Avoidance is one of those psychological patterns that often feels like “coping,” but quietly keeps people stuck. In Acceptance and Commitment Therapy (ACT), it’s called experiential avoidance—the tendency to avoid or escape uncomfortable thoughts, feelings, memories, or bodily sensations, even when doing so creates longer-term problems.
At first glance, avoidance makes sense. If something feels painful, confusing, or overwhelming, the natural response is to step away from it. The issue is that emotional experiences don’t work like physical threats. You can’t permanently outrun grief, anxiety, shame, or fear. When avoidance becomes a habit, it starts shaping a person’s life in subtle but powerful ways.
Understanding experiential avoidance
Experiential avoidance is not just “avoiding problems.” It is specifically the effort to avoid internal experiences. That might include:
- Suppressing thoughts like “I’m not good enough”
- Distracting oneself from sadness or anxiety
- Numbing emotions through overwork, scrolling, substances, or constant busyness
- Avoiding situations that might trigger uncomfortable feelings
The short-term relief reinforces the behavior. If you feel anxious and cancel plans, the anxiety drops immediately. Your brain learns: avoidance works. But over time, this pattern shrinks life. Opportunities are missed, relationships weaken, and emotional flexibility decreases.
ACT doesn’t frame these experiences as “bad behavior” but as understandable human learning. The problem is not that people avoid—it’s that avoidance often becomes the default response to internal discomfort.
Avoidance doesn’t disappear in therapy
One of the most important but less talked about realities is that avoidance often shows up inside the therapy room itself. Therapy is not outside this pattern; it becomes one of the places where it quietly appears.
Instead of directly avoiding emotions in daily life, a person may begin avoiding them in session, where they are actually being invited to notice and feel them more fully.
How avoidance shows up in therapy
Avoidance in therapy can be subtle. It doesn’t always look like refusal or resistance. It often looks like engagement on the surface, while emotional contact is carefully avoided underneath.
Some common patterns include:
1. Intellectualizing instead of feeling
A client may analyze their problems in great detail—explaining patterns, childhood history, or relationships—without ever actually touching the emotional experience connected to it. The story is present, but the feeling is kept at a safe distance.
2. Changing the topic when emotion appears
When a difficult feeling starts to emerge—sadness, shame, grief—the conversation quickly shifts. The shift may feel natural, even helpful, but it prevents emotional contact from deepening.
3. Minimizing experiences
Statements like “it’s not that bad” or “others have it worse” can appear as perspective, but often function to soften emotional intensity before it is fully felt.
4. Over-focusing on “fixing” quickly
Some clients move rapidly toward solutions, tools, or techniques, not because they are avoidant of healing, but because sitting with discomfort feels unsafe or overwhelming.

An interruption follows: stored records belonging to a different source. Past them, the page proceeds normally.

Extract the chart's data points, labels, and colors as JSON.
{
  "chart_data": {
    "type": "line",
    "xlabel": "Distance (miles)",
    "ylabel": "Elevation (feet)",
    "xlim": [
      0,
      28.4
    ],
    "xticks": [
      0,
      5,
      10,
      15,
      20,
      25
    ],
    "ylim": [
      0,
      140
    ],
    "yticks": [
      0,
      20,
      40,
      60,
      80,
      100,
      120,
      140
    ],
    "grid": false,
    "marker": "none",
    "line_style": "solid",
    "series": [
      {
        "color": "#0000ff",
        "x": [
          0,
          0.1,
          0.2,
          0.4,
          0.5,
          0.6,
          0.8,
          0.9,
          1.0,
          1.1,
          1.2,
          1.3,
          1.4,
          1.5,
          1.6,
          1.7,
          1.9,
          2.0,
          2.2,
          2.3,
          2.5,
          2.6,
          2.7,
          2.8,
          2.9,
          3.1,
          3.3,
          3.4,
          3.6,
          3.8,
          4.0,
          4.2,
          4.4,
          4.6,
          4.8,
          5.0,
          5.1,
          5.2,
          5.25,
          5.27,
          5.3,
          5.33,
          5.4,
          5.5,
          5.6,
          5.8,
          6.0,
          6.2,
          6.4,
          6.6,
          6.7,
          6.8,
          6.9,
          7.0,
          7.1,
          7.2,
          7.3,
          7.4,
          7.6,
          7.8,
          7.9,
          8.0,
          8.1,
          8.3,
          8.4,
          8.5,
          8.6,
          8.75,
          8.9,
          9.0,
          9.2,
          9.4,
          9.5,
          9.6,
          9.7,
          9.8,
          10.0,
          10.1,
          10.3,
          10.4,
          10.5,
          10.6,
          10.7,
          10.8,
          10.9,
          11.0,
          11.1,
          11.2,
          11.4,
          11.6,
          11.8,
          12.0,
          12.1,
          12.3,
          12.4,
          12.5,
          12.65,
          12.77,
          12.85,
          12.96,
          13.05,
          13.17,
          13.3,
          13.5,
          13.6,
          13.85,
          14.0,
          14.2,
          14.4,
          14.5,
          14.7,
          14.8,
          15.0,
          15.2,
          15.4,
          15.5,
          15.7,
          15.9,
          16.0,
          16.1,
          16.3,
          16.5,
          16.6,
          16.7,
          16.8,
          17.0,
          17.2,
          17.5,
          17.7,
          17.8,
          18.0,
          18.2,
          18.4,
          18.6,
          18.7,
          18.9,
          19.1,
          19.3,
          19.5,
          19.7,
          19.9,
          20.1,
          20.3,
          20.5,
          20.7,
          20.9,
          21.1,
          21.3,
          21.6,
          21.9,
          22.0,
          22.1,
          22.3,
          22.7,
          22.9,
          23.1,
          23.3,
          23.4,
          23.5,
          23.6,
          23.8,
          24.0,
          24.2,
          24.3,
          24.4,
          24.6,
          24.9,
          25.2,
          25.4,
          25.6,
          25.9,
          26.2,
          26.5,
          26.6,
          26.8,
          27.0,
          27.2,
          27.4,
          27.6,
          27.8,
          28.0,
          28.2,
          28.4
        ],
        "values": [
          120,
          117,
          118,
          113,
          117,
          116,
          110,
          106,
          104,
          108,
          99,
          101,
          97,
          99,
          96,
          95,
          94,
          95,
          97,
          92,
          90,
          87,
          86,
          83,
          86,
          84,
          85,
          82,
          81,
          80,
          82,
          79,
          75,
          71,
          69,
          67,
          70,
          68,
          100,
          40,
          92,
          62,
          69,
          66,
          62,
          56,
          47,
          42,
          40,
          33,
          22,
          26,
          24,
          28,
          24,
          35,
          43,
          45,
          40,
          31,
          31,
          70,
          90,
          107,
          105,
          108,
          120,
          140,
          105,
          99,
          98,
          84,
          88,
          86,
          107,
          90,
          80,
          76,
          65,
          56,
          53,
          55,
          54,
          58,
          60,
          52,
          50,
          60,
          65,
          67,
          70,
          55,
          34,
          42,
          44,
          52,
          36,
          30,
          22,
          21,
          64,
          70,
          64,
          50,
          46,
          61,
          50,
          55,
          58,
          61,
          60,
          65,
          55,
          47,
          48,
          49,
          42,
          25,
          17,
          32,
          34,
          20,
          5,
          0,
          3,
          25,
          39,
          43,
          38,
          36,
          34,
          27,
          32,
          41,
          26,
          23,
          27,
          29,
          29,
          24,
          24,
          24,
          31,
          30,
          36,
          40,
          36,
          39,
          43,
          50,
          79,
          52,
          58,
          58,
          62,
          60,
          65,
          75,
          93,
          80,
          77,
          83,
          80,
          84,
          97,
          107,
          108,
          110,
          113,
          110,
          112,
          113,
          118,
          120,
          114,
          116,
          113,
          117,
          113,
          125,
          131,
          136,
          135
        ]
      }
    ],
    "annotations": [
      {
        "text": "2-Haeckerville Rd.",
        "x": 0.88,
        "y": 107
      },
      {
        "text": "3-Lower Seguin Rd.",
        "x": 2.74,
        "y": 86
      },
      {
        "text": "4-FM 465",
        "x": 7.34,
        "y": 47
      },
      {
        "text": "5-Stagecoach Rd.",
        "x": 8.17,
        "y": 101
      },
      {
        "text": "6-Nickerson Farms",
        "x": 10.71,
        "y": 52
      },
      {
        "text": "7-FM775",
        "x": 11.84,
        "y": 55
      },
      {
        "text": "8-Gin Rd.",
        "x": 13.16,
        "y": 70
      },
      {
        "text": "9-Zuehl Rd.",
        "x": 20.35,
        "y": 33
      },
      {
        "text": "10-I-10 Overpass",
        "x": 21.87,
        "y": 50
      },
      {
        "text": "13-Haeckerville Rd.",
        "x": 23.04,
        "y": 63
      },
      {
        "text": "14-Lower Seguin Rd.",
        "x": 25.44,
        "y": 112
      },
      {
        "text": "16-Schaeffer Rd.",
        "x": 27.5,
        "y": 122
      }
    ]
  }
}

5. Showing up physically but not emotionally
A person may attend sessions consistently but remain emotionally distant—talking about experiences rather than from inside them.
Why this matters in the therapeutic process
Avoidance in therapy is not a failure of the client or the therapist. It is part of the process. In ACT-informed work, noticing avoidance is actually a key step forward, because it reveals where psychological flexibility is limited.
The goal is not to force emotional exposure or remove avoidance through pressure. Instead, therapy gently explores what happens when discomfort is approached differently—when thoughts and feelings are allowed to be present without immediate escape.
Over time, clients begin to notice something important: avoidance brings short-term relief, but emotional openness creates long-term freedom.
Moving from avoidance to awareness
In an ACT-informed approach, the work is not about eliminating uncomfortable experiences. It is about changing the relationship to them. Instead of “How do I get rid of this feeling?” the question slowly becomes “Can I make space for this feeling while still doing what matters to me?”
This shift is subtle but powerful. It allows people to stop organizing their lives around avoiding discomfort and start organizing them around values—relationships, growth, connection, and meaning.
The core shift
Avoidance is not the enemy; it is a learned strategy. But when it runs the show, life becomes smaller than it needs to be. Therapy often becomes the first place where this pattern is gently noticed—not judged, not forced away, but understood.
And in that understanding, something changes: discomfort stops being a signal to escape, and slowly becomes something a person can stay with, breathe through, and still move forward alongside.